Jangan Politisasi KJS

Sabtu, 01 Juni 2013 – 06:20 WIB
JAKARTA - Mundurnya beberapa rumah sakit dalam program Kartu Jakarta Sehat (KJS) menjadikan masalah ini menjadi liar. Bahkan opininya sudah menggelinding  ke arah politisasi setelah 27 orang anggota DPRD DKI berencana menggunakan hak interpelasinya terkait program yang diperuntukkan kepada masyarakat kurang mampu ini.

Pernyataan ini disampaikan Rommy, bakal calon anggota legislatif (bacaleg) dari Provinsi DKI Jakarta menyikapi kisruh KJS akhir-akhir ini. Kata dia, meskipun interpelasi itu hak parlemen, tapi penggunaannya dalam soal KJS jelas sumir, terburu-buru, mengada-ada, dan tidak perlu. Lagipula, masalah KJS ini kan bukan kategori kejadian luar biasa (KLB) KLB seperti dalam penanganan bencana.

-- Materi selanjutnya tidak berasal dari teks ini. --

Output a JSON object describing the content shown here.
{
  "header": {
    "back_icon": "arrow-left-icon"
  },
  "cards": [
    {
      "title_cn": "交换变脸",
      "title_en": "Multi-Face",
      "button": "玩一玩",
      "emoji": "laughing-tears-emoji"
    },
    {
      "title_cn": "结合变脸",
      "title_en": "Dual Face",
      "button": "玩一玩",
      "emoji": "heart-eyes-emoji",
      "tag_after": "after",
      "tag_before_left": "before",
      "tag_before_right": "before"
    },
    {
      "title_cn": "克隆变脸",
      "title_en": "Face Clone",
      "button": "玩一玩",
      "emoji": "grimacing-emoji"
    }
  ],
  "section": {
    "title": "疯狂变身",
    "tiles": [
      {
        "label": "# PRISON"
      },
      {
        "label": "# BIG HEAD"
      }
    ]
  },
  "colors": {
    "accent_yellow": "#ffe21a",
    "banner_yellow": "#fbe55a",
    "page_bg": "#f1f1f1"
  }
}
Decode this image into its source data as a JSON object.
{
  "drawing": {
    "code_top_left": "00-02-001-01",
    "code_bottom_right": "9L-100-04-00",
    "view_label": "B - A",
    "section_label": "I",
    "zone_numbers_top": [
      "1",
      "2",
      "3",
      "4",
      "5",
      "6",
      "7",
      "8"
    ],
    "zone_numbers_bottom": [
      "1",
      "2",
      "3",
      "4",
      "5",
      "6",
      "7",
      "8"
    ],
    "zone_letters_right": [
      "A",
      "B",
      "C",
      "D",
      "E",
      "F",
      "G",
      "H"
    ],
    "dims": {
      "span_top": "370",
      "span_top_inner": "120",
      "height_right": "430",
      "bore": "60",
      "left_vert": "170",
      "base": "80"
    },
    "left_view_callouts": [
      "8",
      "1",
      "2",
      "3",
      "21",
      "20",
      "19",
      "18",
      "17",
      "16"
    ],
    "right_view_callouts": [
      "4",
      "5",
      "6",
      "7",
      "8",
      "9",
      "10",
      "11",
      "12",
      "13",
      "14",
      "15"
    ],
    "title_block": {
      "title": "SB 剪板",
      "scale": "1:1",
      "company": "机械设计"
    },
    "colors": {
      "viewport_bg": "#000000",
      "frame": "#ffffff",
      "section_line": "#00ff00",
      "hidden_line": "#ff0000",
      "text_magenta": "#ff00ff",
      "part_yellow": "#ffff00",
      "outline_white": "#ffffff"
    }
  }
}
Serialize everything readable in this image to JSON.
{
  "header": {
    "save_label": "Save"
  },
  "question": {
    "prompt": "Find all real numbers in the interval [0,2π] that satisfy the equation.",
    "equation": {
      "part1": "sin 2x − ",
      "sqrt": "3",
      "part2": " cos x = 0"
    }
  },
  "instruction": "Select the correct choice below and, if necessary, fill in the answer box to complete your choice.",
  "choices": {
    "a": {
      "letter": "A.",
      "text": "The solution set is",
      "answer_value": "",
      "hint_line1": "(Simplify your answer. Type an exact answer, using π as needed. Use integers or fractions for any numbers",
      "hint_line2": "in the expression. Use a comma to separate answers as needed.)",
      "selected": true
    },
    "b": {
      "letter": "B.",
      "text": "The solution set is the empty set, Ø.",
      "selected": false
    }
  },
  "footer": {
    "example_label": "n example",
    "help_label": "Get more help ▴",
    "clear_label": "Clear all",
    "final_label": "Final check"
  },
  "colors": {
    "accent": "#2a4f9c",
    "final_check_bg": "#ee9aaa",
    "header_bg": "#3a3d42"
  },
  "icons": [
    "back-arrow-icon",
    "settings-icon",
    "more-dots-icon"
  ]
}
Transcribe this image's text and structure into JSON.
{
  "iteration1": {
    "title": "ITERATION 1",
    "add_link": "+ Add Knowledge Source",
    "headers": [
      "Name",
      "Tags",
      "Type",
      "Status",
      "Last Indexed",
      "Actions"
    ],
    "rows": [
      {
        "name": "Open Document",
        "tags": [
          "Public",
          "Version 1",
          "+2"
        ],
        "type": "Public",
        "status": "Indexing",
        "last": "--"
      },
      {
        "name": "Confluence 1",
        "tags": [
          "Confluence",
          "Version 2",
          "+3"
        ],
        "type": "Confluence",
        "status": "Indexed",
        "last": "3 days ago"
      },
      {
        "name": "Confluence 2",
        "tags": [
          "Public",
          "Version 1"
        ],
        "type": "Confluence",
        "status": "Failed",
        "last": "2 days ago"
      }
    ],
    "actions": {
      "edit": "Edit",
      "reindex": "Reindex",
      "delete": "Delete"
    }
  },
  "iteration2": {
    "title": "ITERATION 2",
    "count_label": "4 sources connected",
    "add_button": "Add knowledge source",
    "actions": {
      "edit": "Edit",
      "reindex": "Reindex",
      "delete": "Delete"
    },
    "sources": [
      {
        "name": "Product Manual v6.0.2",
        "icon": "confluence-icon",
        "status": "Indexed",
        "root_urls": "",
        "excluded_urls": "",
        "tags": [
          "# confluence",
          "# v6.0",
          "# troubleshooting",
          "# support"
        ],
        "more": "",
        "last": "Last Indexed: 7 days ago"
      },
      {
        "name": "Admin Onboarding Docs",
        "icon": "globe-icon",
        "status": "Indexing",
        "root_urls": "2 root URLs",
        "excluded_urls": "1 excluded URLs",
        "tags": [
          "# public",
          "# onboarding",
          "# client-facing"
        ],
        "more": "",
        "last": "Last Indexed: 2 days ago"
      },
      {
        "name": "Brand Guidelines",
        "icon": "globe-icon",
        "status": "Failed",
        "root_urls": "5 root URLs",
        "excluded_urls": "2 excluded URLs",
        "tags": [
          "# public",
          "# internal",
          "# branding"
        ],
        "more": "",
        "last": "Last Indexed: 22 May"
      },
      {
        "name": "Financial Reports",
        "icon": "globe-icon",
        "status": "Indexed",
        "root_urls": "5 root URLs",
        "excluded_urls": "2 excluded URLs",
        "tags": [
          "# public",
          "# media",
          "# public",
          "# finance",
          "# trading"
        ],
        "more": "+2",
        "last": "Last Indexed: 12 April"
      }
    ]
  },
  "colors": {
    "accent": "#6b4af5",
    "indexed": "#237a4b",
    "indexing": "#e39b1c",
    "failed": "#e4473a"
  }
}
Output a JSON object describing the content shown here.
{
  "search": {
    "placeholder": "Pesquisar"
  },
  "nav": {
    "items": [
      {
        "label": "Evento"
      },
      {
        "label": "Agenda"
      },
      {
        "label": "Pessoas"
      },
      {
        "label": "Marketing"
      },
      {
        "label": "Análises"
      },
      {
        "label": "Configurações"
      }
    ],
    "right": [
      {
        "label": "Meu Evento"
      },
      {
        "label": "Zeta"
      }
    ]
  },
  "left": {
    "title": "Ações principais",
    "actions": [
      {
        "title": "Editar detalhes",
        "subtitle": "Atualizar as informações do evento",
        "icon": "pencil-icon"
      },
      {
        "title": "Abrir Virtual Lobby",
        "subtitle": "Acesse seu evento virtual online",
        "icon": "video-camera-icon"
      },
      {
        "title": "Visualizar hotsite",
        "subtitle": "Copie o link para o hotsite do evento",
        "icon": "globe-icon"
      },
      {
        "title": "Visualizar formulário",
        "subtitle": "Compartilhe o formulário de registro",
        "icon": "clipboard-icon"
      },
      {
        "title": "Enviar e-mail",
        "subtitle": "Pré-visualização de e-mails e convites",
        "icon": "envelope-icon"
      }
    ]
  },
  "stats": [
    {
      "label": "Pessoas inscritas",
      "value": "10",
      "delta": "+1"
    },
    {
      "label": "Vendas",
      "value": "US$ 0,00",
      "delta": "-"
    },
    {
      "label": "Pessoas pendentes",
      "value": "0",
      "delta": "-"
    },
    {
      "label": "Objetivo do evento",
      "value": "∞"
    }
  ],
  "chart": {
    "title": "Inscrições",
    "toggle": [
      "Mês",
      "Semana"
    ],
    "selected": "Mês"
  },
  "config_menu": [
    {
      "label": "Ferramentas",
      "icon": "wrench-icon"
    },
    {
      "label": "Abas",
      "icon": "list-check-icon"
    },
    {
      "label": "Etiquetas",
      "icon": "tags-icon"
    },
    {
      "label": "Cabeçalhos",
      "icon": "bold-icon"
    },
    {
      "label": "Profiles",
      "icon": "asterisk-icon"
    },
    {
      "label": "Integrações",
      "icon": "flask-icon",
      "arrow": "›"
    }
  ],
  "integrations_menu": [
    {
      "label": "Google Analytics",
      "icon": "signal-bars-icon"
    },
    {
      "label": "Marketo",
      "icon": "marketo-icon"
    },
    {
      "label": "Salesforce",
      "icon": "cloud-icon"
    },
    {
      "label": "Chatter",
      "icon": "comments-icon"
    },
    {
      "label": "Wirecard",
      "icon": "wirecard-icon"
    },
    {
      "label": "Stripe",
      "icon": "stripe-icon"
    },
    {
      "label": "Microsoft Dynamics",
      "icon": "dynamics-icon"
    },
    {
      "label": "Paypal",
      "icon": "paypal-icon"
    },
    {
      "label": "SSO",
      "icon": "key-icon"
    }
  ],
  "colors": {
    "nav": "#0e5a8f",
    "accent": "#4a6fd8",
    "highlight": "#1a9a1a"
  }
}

Sejak pertama kali diluncurkan, sejumlah masalah memang terjadi terutama soal kesiapan rumah sakit yang terlibat program maupun mekanisme dan platform pembiayaannya.  “Bahwa program itu masih bersoal dan belum sempurna, itu betul. Wajarlah, namanya juga program baru, masih seumur jagung. Namun, soal teknis nggak harus ditanggapi secara politis, perbaiki saja teknisnya”, kata  Rommy dalam keterangan persnya di Jakarta, Sabtu (1/6).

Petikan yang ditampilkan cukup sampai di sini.